The most interesting painting, for me, was a near-conventional portrait of his first wife, Olga Khokhlova, beautifully executed, showing just how accomplished the man also was when he chose to reflect the world as we see it rather than as he generally saw it.
Joining us at the exhibition were old friends, Julian and Ann-Christine. She was at school with Barbara in Johannesburg in the days of yore; the couple moved from South Africa to England shortly before I was sent to London as a correspondent. Over tea in the gallery restaurant afterwards, we caught up on their lives.
And then, returning to the start of my letter, it was off to the station and back to Saffron Walden to catch a few hours’ sleep, ahead of an 03.00 rising for the return flight. Our house-sitters, Ann and Ian, met us at Faro airport, where they had deposited us a week earlier.
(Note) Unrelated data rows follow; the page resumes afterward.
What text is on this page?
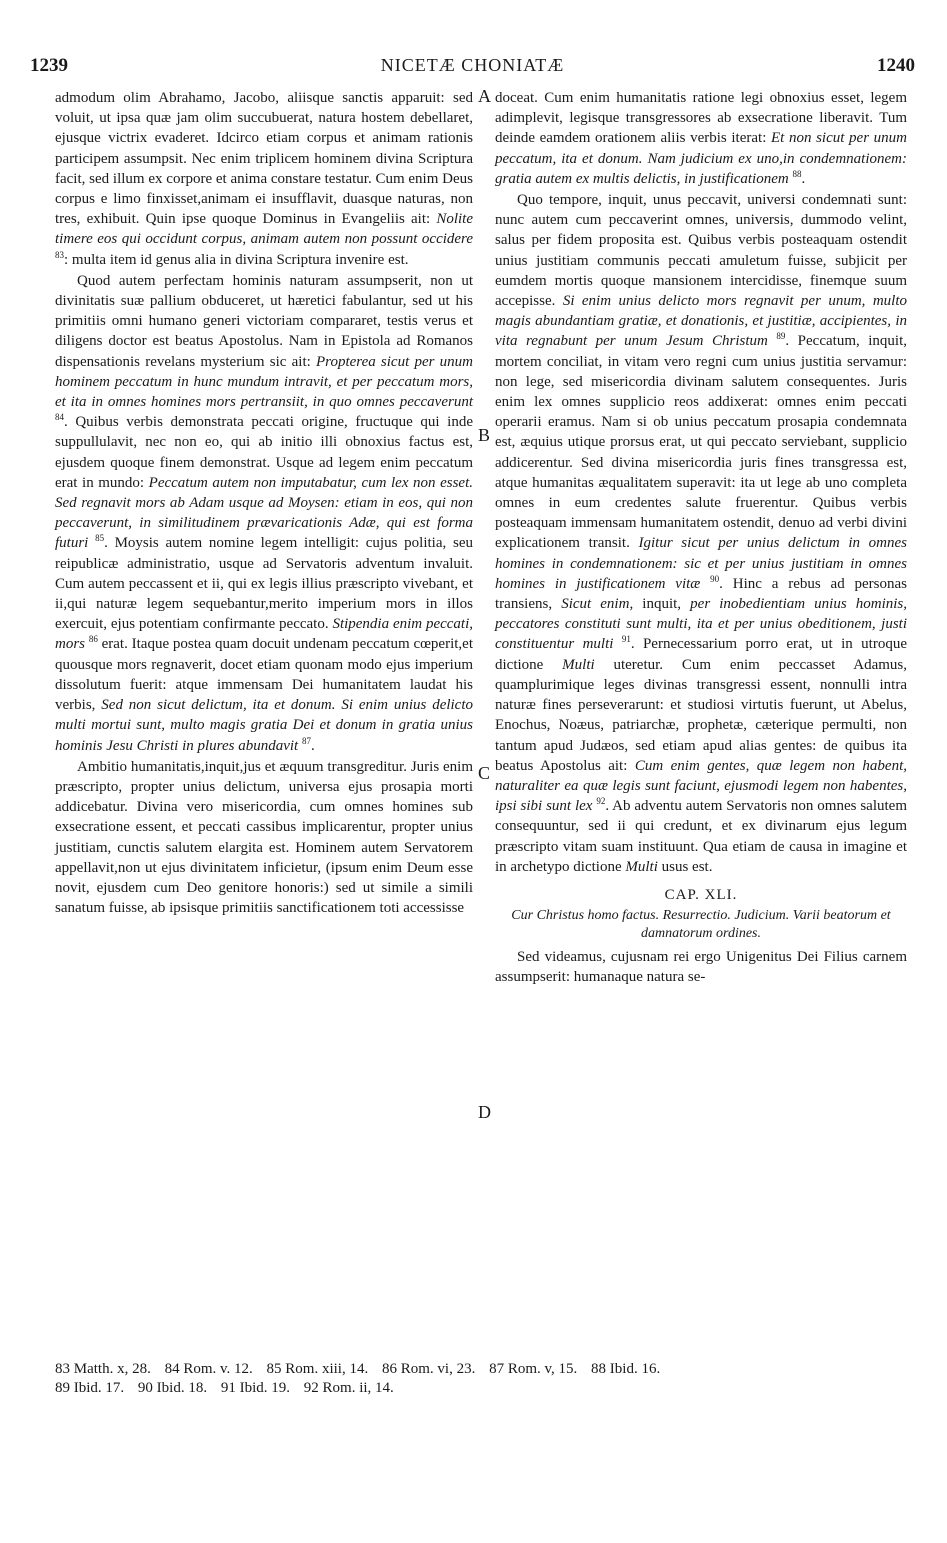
1239	NICETÆ CHONIATÆ	1240
A
B
C
D

admodum olim Abrahamo, Jacobo, aliisque sanctis apparuit: sed voluit, ut ipsa quæ jam olim succubuerat, natura hostem debellaret, ejusque victrix evaderet. Idcirco etiam corpus et animam rationis participem assumpsit. Nec enim triplicem hominem divina Scriptura facit, sed illum ex corpore et anima constare testatur. Cum enim Deus corpus e limo finxisset,animam ei insufflavit, duasque naturas, non tres, exhibuit. Quin ipse quoque Dominus in Evangeliis ait: Nolite timere eos qui occidunt corpus, animam autem non possunt occidere $^{83}$: multa item id genus alia in divina Scriptura invenire est.

Quod autem perfectam hominis naturam assumpserit, non ut divinitatis suæ pallium obduceret, ut hæretici fabulantur, sed ut his primitiis omni humano generi victoriam compararet, testis verus et diligens doctor est beatus Apostolus. Nam in Epistola ad Romanos dispensationis revelans mysterium sic ait: Propterea sicut per unum hominem peccatum in hunc mundum intravit, et per peccatum mors, et ita in omnes homines mors pertransiit, in quo omnes peccaverunt $^{84}$. Quibus verbis demonstrata peccati origine, fructuque qui inde suppullulavit, nec non eo, qui ab initio illi obnoxius factus est, ejusdem quoque finem demonstrat. Usque ad legem enim peccatum erat in mundo: Peccatum autem non imputabatur, cum lex non esset. Sed regnavit mors ab Adam usque ad Moysen: etiam in eos, qui non peccaverunt, in similitudinem prævaricationis Adæ, qui est forma futuri $^{85}$. Moysis autem nomine legem intelligit: cujus politia, seu reipublicæ administratio, usque ad Servatoris adventum invaluit. Cum autem peccassent et ii, qui ex legis illius præscripto vivebant, et ii,qui naturæ legem sequebantur,merito imperium mors in illos exercuit, ejus potentiam confirmante peccato. Stipendia enim peccati, mors $^{86}$ erat. Itaque postea quam docuit undenam peccatum cœperit,et quousque mors regnaverit, docet etiam quonam modo ejus imperium dissolutum fuerit: atque immensam Dei humanitatem laudat his verbis, Sed non sicut delictum, ita et donum. Si enim unius delicto multi mortui sunt, multo magis gratia Dei et donum in gratia unius hominis Jesu Christi in plures abundavit $^{87}$.

Ambitio humanitatis,inquit,jus et æquum transgreditur. Juris enim præscripto, propter unius delictum, universa ejus prosapia morti addicebatur. Divina vero misericordia, cum omnes homines sub exsecratione essent, et peccati cassibus implicarentur, propter unius justitiam, cunctis salutem elargita est. Hominem autem Servatorem appellavit,non ut ejus divinitatem inficietur, (ipsum enim Deum esse novit, ejusdem cum Deo genitore honoris:) sed ut simile a simili sanatum fuisse, ab ipsisque primitiis sanctificationem toti accessisse

doceat. Cum enim humanitatis ratione legi obnoxius esset, legem adimplevit, legisque transgressores ab exsecratione liberavit. Tum deinde eamdem orationem aliis verbis iterat: Et non sicut per unum peccatum, ita et donum. Nam judicium ex uno,in condemnationem: gratia autem ex multis delictis, in justificationem $^{88}$.

Quo tempore, inquit, unus peccavit, universi condemnati sunt: nunc autem cum peccaverint omnes, universis, dummodo velint, salus per fidem proposita est. Quibus verbis posteaquam ostendit unius justitiam communis peccati amuletum fuisse, subjicit per eumdem mortis quoque mansionem intercidisse, finemque suum accepisse. Si enim unius delicto mors regnavit per unum, multo magis abundantiam gratiæ, et donationis, et justitiæ, accipientes, in vita regnabunt per unum Jesum Christum $^{89}$. Peccatum, inquit, mortem conciliat, in vitam vero regni cum unius justitia servamur: non lege, sed misericordia divinam salutem consequentes. Juris enim lex omnes supplicio reos addixerat: omnes enim peccati operarii eramus. Nam si ob unius peccatum prosapia condemnata est, æquius utique prorsus erat, ut qui peccato serviebant, supplicio addicerentur. Sed divina misericordia juris fines transgressa est, atque humanitas æqualitatem superavit: ita ut lege ab uno completa omnes in eum credentes salute fruerentur. Quibus verbis posteaquam immensam humanitatem ostendit, denuo ad verbi divini explicationem transit. Igitur sicut per unius delictum in omnes homines in condemnationem: sic et per unius justitiam in omnes homines in justificationem vitæ $^{90}$. Hinc a rebus ad personas transiens, Sicut enim, inquit, per inobedientiam unius hominis, peccatores constituti sunt multi, ita et per unius obeditionem, justi constituentur multi $^{91}$. Pernecessarium porro erat, ut in utroque dictione Multi uteretur. Cum enim peccasset Adamus, quamplurimique leges divinas transgressi essent, nonnulli intra naturæ fines perseverarunt: et studiosi virtutis fuerunt, ut Abelus, Enochus, Noæus, patriarchæ, prophetæ, cæterique permulti, non tantum apud Judæos, sed etiam apud alias gentes: de quibus ita beatus Apostolus ait: Cum enim gentes, quæ legem non habent, naturaliter ea quæ legis sunt faciunt, ejusmodi legem non habentes, ipsi sibi sunt lex $^{92}$. Ab adventu autem Servatoris non omnes salutem consequuntur, sed ii qui credunt, et ex divinarum ejus legum præscripto vitam suam instituunt. Qua etiam de causa in imagine et in archetypo dictione Multi usus est.

CAP. XLI.
Cur Christus homo factus. Resurrectio. Judicium. Varii beatorum et damnatorum ordines.

Sed videamus, cujusnam rei ergo Unigenitus Dei Filius carnem assumpserit: humanaque natura se-

83 Matth. x, 28. 84 Rom. v. 12. 85 Rom. xiii, 14. 86 Rom. vi, 23. 87 Rom. v, 15. 88 Ibid. 16.
89 Ibid. 17. 90 Ibid. 18. 91 Ibid. 19. 92 Rom. ii, 14.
The weather was wonderfully cloudy, damp and cool. We’ve had about half an inch of badly-needed rain. Espargal looked much as we had left it. The roadside weeds were perhaps a few inches higher.
Two labourers were building a stone wall around the base of the village’s ancient well, which is being restored as a feature after being re-dug out. It had filled with sand during years of disuse.
Around the corner, new supports are being installed for the post-boxes, which are to be transferred from the area of the well, the better to show off the latter. We've been advised that we will have to uproot our post-box and move it to the new site.

We've been picking our beans, what remains of them. For the most part, they've vanished among the most beautiful crop of poppies and a wretched profusion of weeds. I'm in two minds about whether to plough the whole field under, because I'd like to get rid of the weeds sooner rather than later. On the other hand, it would be a pity to destroy the poppies. A little procrastination may resolve the matter.